Just be yourself.
Be true to yourself.
Nobody can tell you who you are.
I am who I am.
I’ve just got to be authentic to me
These are all commonly used phrases and deeply held social convictions that stir all around us. As with most lies, these statements are partly true, making them enticing but dangerous to believe.
One of the things that I love most about my pastor is his willingness to be authentic. During any sermon you can tell that the topic he is addressing isn't just something for the audience to hear, but something he has wrestled with, and he has allowed God to work on in his own heart and character. I love this about him and we should all strive to be authentic. But we must also make sure we are clear when we use the word authentic. Our culture has redefined “authentic” to mean, “doing whatever makes us feel good as long as it doesn’t go against our personal convictions.” My pastor has demonstrated the real definition of authentic: being honest and genuine, allowing God to challenge and change him. This is how true authenticity should be approached. You see my pastor isn’t interested in an “authenticity” that allows him to do whatever makes him feel good. He constantly demonstrates that his highest authority is God, not the authentic self the world promotes.
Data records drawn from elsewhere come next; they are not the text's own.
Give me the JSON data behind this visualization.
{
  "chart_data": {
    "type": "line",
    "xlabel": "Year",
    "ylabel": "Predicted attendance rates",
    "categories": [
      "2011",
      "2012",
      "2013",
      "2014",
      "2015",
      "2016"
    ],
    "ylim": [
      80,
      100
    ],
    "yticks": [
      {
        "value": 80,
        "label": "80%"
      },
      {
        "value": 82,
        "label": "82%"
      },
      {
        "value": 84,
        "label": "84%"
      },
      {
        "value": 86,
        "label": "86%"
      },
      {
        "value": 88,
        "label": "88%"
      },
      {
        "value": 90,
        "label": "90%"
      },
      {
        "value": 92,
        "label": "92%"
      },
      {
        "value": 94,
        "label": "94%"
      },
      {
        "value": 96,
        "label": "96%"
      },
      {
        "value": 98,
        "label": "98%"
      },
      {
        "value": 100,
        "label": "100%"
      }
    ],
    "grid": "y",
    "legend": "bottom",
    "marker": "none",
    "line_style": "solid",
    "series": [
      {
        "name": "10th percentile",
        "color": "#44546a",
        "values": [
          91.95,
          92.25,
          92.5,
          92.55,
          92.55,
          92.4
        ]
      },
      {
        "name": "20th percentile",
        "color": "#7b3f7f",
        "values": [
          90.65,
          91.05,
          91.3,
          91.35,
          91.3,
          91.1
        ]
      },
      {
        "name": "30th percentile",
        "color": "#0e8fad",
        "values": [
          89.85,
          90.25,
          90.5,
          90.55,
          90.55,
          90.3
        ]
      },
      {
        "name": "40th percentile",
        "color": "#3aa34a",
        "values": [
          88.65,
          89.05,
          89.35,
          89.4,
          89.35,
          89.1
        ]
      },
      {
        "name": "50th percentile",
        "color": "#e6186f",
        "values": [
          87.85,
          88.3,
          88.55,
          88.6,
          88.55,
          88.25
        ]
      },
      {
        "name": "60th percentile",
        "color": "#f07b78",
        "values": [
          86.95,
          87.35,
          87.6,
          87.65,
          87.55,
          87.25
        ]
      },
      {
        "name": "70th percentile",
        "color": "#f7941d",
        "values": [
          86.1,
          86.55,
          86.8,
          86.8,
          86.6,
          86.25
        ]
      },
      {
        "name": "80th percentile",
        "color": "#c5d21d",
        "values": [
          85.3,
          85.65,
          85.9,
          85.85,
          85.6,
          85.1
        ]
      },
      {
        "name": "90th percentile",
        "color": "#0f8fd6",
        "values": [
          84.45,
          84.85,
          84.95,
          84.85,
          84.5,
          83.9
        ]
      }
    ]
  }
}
The world, on the other hand, has sold us an authentic self, devoid of God. When we buy into the world's description of the authentic self we are promised freedom and joy, but delivered relativity and hopelessness. When we live authentically to who God says we are, we are promised freedom and joy and though it is delivered through struggle and faith, this promise does not disappoint. This is because it is an authenticity set in a foundation of truth.
Without Christ, the authentic self is simply scary moral relativity. How can anyone argue that what you do is wrong, if you are just being true to yourself? With this view there can be no rebuke to anyone doing anything socially questionable or grotesque, as long as they can explain it as being “true to themselves.” So instead of telling people they can’t or shouldn’t do anything-- we must ask the question, “Are you being authentically you?” If the answer is, “yes,” however gross the action is, it must be celebrated. This is animalistic anarchy at worst, and philosophical idiocracy at best.
With Christ, this moral relativity gets demolished because we understand the authentic self is only true if it is rooted in the correct view of who we are in Christ. This is where our culture would argue that the Christian perspective is restrictive and oppressive. How you might ask? As Christians, we realize we start with sin. Since Adam sinned, sin entered the world, and we inherit that sin. We understand that there is, from our beginning, a problem: The authentic self is a sinner self. To the culture, this outlook on self is nothing more than a negative guise used for the Church to place a false guilt on people. As Christians we know nothing could be further from the truth. It is sin that is oppressive, and it is Christ who offers the freedom from the false authentic self to live “life to the fullest.” Our first act of accepting Christ is being authentic to God and offering ourselves, with our sin and all, to God, to wash us clean by the sacrifice of Christ.
Yes “just be yourself” sounds so good, and talking about sin in our lives seems oppressive, but don’t buy into that. The world's solution to the pain and sin is "just be you," but this is not a solution to the problem. It’s like wanting to get healthy, but not liking exercise. So what do you do? You buy the infomercial product that promises great results without doing anything. Yeah it sounds great, but when you look at the reviews and try it out for yourself, you realize its offers fall far short of what is promised. You’ve got to do the real thing to get the real results.
The real thing to finding your authentic self, is placing your faith in Christ... and the real result is a more authentic you than you ever imagined- authentically rooted in God.